Et je fais beaucoup d'efforts, à l'instant même, pour modérer mes propos sur elle :-)
4) Sur ma maîtrise.
Elle est à ton entière disposition au format que tu souhaites. Mis à part les paragraphes sur la 2ème critique que je t'ai envoyés, seuls deux autres morceaux sont dignes d'intérêt :
La première partie est une lecture minutieuse des deux dialectiques transcendantales sur l'imagination. J'y montre combien le cœur de la Cripure est un tissu d'incohérence et de coup de force. C'est un commentaire de texte fastidieux pour qui n'a pas le texte en tête.

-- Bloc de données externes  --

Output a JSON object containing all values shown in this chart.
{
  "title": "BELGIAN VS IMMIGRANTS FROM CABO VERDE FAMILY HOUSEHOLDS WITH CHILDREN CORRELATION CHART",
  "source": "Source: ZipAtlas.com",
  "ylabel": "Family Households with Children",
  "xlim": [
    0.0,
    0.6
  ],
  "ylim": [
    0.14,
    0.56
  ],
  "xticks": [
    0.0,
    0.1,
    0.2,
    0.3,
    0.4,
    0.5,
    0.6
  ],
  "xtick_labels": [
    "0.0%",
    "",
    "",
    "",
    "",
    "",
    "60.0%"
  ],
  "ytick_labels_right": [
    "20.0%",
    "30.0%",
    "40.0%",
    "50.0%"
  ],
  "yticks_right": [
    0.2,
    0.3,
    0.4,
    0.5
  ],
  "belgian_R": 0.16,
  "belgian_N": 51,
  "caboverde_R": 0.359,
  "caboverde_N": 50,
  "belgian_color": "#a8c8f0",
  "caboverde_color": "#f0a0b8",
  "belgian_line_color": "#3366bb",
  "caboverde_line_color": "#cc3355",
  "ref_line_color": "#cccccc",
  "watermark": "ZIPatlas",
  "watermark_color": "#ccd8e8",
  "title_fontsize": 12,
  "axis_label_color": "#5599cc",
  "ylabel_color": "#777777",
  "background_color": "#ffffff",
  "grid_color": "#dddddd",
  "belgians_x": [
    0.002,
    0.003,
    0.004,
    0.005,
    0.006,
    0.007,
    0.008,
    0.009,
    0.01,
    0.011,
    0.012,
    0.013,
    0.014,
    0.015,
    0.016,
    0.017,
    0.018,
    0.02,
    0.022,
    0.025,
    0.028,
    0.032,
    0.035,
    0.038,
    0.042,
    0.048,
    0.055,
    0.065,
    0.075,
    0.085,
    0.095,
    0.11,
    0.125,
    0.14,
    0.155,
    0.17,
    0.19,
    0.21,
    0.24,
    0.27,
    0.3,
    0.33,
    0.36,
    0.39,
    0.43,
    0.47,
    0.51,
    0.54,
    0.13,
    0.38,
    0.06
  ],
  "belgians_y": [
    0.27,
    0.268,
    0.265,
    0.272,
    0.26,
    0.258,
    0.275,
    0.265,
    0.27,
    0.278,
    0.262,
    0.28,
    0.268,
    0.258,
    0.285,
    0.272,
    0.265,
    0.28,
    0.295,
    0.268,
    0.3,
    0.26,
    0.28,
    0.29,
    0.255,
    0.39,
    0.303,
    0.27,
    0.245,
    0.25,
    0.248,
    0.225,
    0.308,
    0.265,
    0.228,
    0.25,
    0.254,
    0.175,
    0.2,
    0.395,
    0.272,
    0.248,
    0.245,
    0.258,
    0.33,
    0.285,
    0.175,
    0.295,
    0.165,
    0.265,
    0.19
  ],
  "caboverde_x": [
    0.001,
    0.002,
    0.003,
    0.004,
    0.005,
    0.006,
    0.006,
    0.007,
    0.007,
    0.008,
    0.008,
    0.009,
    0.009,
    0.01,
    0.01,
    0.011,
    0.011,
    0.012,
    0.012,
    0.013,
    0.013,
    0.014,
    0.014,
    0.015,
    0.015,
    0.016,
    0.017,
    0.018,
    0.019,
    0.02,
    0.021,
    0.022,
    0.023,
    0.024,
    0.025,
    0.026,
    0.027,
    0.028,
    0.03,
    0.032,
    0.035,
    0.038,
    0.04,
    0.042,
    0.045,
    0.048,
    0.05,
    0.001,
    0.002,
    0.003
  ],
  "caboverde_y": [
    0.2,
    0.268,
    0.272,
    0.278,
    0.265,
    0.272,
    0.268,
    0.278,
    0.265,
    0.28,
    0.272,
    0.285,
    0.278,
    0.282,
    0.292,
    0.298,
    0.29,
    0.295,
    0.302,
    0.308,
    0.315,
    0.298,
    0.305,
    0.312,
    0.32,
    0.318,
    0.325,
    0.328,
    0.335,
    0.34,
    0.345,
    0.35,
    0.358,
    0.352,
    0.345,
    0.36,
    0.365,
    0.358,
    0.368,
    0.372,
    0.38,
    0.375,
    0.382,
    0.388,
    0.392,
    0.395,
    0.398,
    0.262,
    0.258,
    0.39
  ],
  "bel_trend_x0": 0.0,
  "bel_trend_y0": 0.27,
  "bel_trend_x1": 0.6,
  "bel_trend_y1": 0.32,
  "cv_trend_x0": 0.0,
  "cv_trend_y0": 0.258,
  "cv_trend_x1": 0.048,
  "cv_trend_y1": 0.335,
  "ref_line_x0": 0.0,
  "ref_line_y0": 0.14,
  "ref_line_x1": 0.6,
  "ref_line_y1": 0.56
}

La 3ème partie analyse la question de l'imagination dans la 3ème critique. J'avoue ne pas y trouver ce que j'y avais pourtant cherché : une tentative de fonder la liberté sur une imagination phénoménale dont la création artistique serait le paradigme.
La 4ème partie quant à elle est un résumé insatisfaisant de la notion d'imagination chez Castoriadis.
C'est au cour de ce travail que je suis passé d'une ontologie castoriadienne (l'être est création, existence d'une création ex nihilo) à un déterminisme anti-transcendantal…
Voilà,
Merci de la contrainte que tu me donnes à poser mon chemin.